Choosing Joy

What is it in humans that compels us to hold bad things close but throw good things right out the window almost as soon as they happen? 

If someone dies, or your significant other leaves, or your best friend insults your child, or someone is mean to you, or someone cuts you off in traffic and then shoots you the bird when you honk your horn, we tend to cling to those bad things.  We re-live them again and again in our minds.  We cry and we moan and we scream and we develop the need for drugs or alcohol or junk food or mindless sex with strangers or any number of other unhealthy options.  But we can’t seem to just let go of the event and let it pass by.

Whereas, when we get married, or we hear someone tell us “I Love You” for the first time, or someone we don’t know makes us laugh, or the sky is just such a beautiful shade of blue that you can hardly stand it, or your dog comes to greet you at the door at the end of a hard day, or you really feel bad and someone makes you suddenly feel better, these events we enjoy and acknowledge and then pretty much forget about.  We don’t cling to joy.  We don’t clutch bliss to our chests and refuse to let go of it.  We just let it fade.

Why?  Why hang on to grief and let go of life?  Why hang on to anger and let go of happiness?  Why are we so willing to re-live some imagined or real insult, but never think twice about a heartfelt but unexpected compliment? 

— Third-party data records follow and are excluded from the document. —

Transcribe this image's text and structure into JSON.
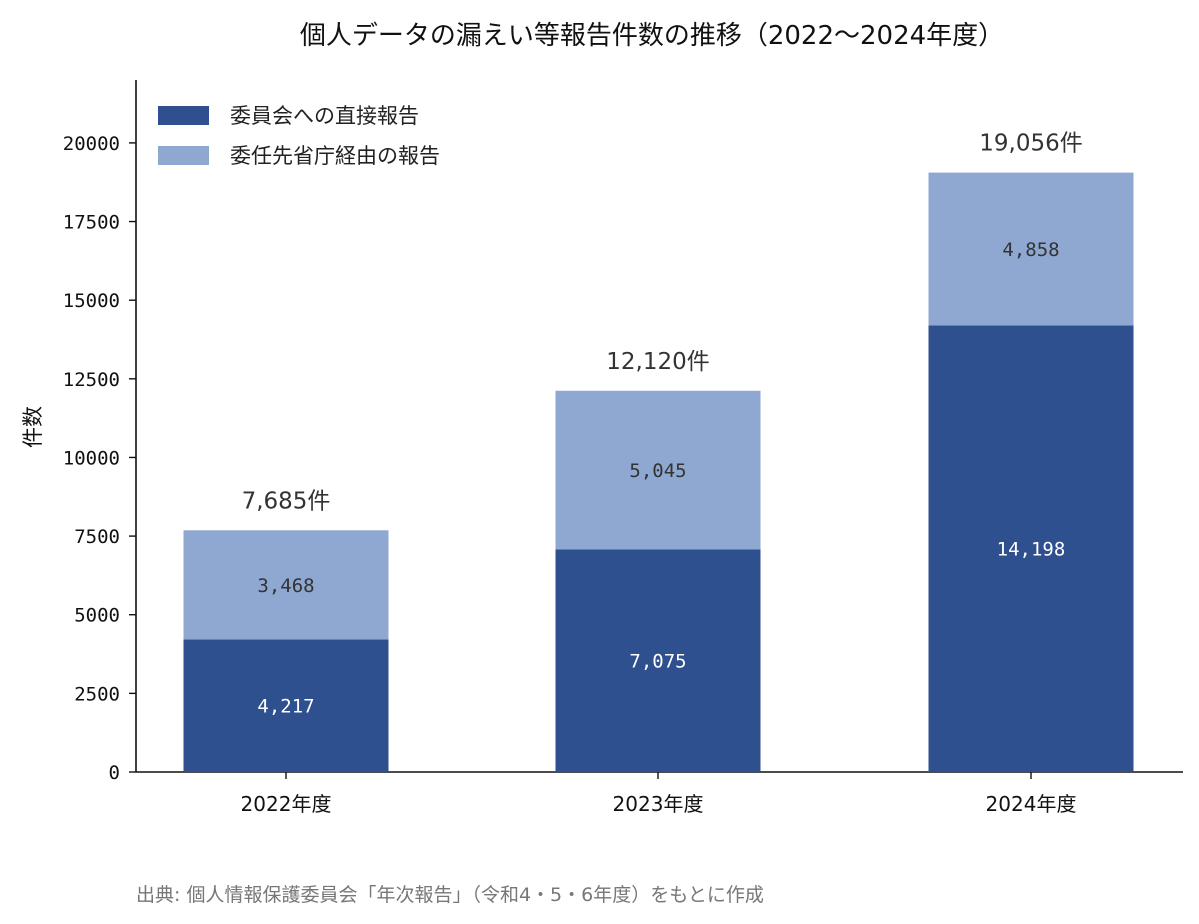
{
  "chart_data": {
    "type": "bar",
    "stacked": true,
    "title": "個人データの漏えい等報告件数の推移（2022～2024年度）",
    "ylabel": "件数",
    "xlabel": "",
    "ylim": [
      0,
      22000
    ],
    "yticks": [
      0,
      2500,
      5000,
      7500,
      10000,
      12500,
      15000,
      17500,
      20000
    ],
    "categories": [
      "2022年度",
      "2023年度",
      "2024年度"
    ],
    "series": [
      {
        "name": "委員会への直接報告",
        "values": [
          4217,
          7075,
          14198
        ],
        "color": "#2e508e",
        "labels": [
          "4,217",
          "7,075",
          "14,198"
        ],
        "label_color": "#ffffff"
      },
      {
        "name": "委任先省庁経由の報告",
        "values": [
          3468,
          5045,
          4858
        ],
        "color": "#8fa8d2",
        "labels": [
          "3,468",
          "5,045",
          "4,858"
        ],
        "label_color": "#333333"
      }
    ],
    "totals": [
      7685,
      12120,
      19056
    ],
    "total_labels": [
      "7,685件",
      "12,120件",
      "19,056件"
    ],
    "legend_position": "top-left",
    "grid": false,
    "source": "出典: 個人情報保護委員会「年次報告」（令和4・5・6年度）をもとに作成"
  }
}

I’ve known 50 year old women who are still whining about that great guy they used to date in college.  I’ve known 30 year old men who are still crying themselves to sleep over some girl who dumped them 10 years ago.  I have coworkers who are still pissed off at the former branch manager, who hasn’t worked there for over five years.  I’ve seem neighbors who won’t speak to each other after 20 years because their boys played baseball on different teams and one’s boy tagged the other’s boy out at third base.  Really, folks, what the hell are you clinging to this shit for?

There is joy and bliss and magic in the world each and every day, if we only open our eyes to it and see it and acknowledge it and accept it and thank the Universe for it.  If we could teach ourselves to cling to joy instead of cling to pain, the entire planet might heal itself.